It’s a great story—it just might not be true. Sutskever insists he bought those first GPUs online. But such myth-making is commonplace in this buzzy business. Sutskever himself is more humble: “I thought, like, if I could make even an ounce of real progress, I would consider that a success,” he says. “The real-world impact felt so far away because computers were so puny back then.”
After the success of AlexNet, Google came knocking. It acquired Hinton’s spin-off company DNNresearch and hired Sutskever. At Google Sutskever showed that deep learning’s powers of pattern recognition could be applied to sequences of data, such as words and sentences, as well as images. “Ilya has always been interested in language,” says Sutskever’s former colleague Jeff Dean, who is now Google’s chief scientist: “We’ve had great discussions over the years. Ilya has a strong intuitive sense about where things might go.”
But Sutskever didn’t remain at Google for long. In 2014, he was recruited to become a cofounder of OpenAI. Backed by $1 billion (from Altman, Elon Musk, Peter Thiel, Microsoft, Y Combinator, and others) plus a massive dose of Silicon Valley swagger, the new company set its sights from the start on developing AGI, a prospect that few took seriously at the time.
With Sutskever on board, the brains behind the bucks, the swagger was understandable. Up until then, he had been on a roll, getting more and more out of neural networks. His reputation preceded him, making him a major catch, says Dalton Caldwell, managing director of investments at Y Combinator.
“I remember Sam [Altman] referring to Ilya as one of the most respected researchers in the world,” says Caldwell. “He thought that Ilya would be able to attract a lot of top AI talent. He even mentioned that Yoshua Bengio, one of the world’s top AI experts, believed that it would be unlikely to find a better candidate than Ilya to be OpenAI’s lead scientist.”
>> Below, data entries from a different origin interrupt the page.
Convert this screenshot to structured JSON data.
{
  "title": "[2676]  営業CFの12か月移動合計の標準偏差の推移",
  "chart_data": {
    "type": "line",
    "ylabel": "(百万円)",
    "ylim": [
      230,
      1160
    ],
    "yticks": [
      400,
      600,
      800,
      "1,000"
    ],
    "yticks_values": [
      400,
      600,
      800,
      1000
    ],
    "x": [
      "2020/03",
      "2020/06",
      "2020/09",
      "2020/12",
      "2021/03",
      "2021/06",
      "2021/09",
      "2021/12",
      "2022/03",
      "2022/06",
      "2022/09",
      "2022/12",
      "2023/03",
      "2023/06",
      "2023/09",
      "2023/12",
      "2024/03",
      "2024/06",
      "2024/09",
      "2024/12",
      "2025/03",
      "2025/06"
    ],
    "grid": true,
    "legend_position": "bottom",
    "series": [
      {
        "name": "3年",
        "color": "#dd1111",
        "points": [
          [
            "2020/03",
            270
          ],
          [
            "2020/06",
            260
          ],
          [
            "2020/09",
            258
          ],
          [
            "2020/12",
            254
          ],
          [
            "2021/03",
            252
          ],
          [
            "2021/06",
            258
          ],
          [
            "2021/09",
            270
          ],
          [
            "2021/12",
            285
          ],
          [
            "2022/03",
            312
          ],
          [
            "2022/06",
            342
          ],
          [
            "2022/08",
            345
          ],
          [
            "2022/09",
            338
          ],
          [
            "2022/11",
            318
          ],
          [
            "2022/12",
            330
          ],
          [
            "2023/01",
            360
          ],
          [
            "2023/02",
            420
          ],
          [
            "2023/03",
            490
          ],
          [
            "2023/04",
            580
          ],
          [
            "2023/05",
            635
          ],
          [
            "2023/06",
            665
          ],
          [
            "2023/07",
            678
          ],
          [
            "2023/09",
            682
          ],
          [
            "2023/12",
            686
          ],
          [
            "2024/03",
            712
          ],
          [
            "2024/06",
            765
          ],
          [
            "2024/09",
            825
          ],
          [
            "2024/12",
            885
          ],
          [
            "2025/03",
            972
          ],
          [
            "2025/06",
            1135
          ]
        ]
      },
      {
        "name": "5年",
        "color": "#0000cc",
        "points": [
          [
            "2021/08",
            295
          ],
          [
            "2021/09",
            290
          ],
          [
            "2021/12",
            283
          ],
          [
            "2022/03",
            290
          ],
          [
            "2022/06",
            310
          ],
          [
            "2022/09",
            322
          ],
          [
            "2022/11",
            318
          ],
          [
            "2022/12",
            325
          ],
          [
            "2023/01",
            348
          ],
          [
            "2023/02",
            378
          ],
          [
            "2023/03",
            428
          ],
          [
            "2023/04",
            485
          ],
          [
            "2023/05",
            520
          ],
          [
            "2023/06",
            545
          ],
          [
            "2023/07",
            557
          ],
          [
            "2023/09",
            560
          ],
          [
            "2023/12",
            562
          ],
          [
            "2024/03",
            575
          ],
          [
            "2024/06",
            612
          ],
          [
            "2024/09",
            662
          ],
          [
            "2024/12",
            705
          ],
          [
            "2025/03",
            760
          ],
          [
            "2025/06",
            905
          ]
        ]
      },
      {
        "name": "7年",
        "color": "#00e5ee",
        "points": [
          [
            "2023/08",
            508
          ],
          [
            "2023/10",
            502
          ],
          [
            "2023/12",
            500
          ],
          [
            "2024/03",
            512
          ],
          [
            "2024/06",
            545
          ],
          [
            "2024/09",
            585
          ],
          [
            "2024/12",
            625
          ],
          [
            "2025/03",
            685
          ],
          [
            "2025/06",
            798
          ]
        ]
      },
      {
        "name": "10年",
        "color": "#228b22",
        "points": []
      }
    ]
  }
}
And yet at first OpenAI floundered. “There was a period of time when we were starting OpenAI when I wasn’t exactly sure how the progress would continue,” says Sutskever. “But I had one very explicit belief, which is: one doesn’t bet against deep learning. Somehow, every time you run into an obstacle, within six months or a year researchers find a way around it.”
His faith paid off. The first of OpenAI’s GPT large language models (the name stands for “generative pretrained transformer”) appeared in 2016. Then came GPT-2 and GPT-3. Then DALL-E, the striking text-to-image model. Nobody was building anything as good. With each release, OpenAI raised the bar for what was thought possible.
Managing expectations
Last November, OpenAI released a free-to-use chatbot that repackaged some of its existing tech. It reset the agenda of the entire industry.